I romani, temendo l'intervento siriano, si affrettarono a trattare l'armisitizio. Si decise una tregua di quattro mesi e il pagamento di 400 talenti. Filippo doveva inoltre interrompere gli assedi alle città greche ed evaquare quelle conquistate, oltre a consegnare la flotta militare.
Le clausole non furono troppo severe perché già si pensava di guadagnarsi l'appoggio di Filippo nella futura e ormai inevitabile guerra contro la Siria.


La liberazione della Grecia

Sempre nell'ottica diplomatica di crearsi un largo consenso nelle regione orientali, Roma e Flaminino dichiararono solennemente la libertà della Grecia. Il testo del trattato recitava: "In generale, tutti gli Elleni, sia asiatici che europei, saranno liberi e sottoposti a proprie leggi".

Polibio scrisse della dichiarazione in occasione dei giochi istmici dell'estate del 196 a.C., riportando l'araldo: "Il senato romano e il comandante con potere consolare, Tito Quinzio, che hanno vinto il guerra Filippo e i Macedoni, donano la libertà ai Corinzi, ai Focesi, agli Egei, agli Achei Ftioti, ai Magneti, ai Tessalici, ai Perrebi, permettendo loro di non mantenere guarnigioni, di non pagare imposte e di vivere secondo la legge dei loro padri".

Le città greche da sole non potevano ormai contrastare né i Macedoni, né Roma, né tantomeno la Siria. Roma decise allora di stringere un accordo che in termini moderni si definirebbe di "partnerariato", ben sapendo di essere il soggetto più forte.
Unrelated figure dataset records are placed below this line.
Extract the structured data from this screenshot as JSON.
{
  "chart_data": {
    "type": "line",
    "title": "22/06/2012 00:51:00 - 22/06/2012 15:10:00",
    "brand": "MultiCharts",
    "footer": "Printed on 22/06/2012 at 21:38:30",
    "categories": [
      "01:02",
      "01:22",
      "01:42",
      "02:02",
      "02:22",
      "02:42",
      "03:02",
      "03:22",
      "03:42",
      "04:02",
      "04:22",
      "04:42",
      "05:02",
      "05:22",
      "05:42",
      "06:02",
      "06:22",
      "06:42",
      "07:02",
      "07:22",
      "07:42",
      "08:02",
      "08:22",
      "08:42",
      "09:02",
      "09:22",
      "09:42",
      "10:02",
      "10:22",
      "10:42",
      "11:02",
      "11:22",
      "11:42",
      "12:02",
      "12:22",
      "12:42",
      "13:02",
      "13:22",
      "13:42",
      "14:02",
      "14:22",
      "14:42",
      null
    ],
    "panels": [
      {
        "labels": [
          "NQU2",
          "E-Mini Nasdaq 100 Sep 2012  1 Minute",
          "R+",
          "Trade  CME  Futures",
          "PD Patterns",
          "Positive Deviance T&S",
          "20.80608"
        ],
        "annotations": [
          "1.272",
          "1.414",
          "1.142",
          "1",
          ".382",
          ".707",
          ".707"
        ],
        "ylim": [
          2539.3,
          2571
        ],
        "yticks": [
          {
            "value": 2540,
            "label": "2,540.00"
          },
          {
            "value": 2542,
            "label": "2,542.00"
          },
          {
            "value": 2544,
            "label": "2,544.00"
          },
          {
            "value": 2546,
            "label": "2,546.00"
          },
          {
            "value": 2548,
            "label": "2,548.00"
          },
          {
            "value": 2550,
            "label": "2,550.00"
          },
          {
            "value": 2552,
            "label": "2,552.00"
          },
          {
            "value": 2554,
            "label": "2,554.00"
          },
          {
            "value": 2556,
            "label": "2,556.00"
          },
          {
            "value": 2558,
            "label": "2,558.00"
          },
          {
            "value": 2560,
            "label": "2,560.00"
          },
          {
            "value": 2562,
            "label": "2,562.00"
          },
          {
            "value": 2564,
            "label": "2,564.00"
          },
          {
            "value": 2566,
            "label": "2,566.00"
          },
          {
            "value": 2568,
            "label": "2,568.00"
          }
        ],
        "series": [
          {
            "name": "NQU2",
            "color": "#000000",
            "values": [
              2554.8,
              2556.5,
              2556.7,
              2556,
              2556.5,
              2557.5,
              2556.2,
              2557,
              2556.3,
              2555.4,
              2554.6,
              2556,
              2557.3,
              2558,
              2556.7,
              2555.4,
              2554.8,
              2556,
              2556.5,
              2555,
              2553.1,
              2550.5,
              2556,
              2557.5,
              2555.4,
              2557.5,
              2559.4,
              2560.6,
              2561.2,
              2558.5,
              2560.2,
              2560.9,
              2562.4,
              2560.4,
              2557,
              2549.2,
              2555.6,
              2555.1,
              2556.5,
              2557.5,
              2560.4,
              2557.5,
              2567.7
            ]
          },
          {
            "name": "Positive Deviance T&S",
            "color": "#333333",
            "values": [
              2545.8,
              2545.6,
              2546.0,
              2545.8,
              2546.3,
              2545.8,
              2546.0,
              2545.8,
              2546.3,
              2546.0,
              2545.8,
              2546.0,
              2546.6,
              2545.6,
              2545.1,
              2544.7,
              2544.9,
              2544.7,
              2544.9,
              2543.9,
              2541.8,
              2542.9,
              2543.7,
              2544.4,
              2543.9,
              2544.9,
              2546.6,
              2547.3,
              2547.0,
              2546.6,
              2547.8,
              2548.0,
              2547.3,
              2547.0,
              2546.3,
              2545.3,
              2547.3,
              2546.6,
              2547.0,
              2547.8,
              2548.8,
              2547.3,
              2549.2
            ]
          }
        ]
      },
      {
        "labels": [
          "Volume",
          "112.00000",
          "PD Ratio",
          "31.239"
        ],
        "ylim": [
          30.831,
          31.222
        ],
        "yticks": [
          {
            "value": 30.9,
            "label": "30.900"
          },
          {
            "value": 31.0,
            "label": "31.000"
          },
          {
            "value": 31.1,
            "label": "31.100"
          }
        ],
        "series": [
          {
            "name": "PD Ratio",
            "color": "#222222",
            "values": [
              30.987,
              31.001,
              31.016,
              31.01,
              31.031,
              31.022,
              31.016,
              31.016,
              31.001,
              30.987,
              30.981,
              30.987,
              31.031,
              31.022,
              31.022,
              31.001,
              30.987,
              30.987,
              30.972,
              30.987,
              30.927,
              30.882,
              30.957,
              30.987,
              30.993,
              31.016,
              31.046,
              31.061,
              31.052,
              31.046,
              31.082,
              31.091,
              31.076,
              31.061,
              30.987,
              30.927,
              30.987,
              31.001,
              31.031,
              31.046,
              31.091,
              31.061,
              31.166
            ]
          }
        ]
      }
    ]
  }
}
Roma avrebbe quindi aiutato la Grecia, frammentata come sempre in un'innumerevole sciame di città indipendenti e piccoli stati, proteggendola con il suo prestigio politico e la sua forza militare.

In sostanza fu un'abile mossa diplomatica per garantirsi il favore di una antica e onorata civiltà, se Roma non avesse dichiarato la libertà dei greci, lo avrebbe fatto Antioco di Siria, con grave danno politico e strategico.

In realtà Flaminino mantenne a lungo guarnigioni romane in Grecia, che ritirò solo sotto la pressione della popolazione, che già lamentava l'occupazione romana e il tradimento dell'annuncio. I romani intendevano ridisegnare la carta geo-politica di una regione ritenuta ancora instabile. In vista di una invasione siriana, Flaminino e il consiglio dei dieci, incaricati di vegliare sulla regione, cercarono di attirare a sé più alleati possibili.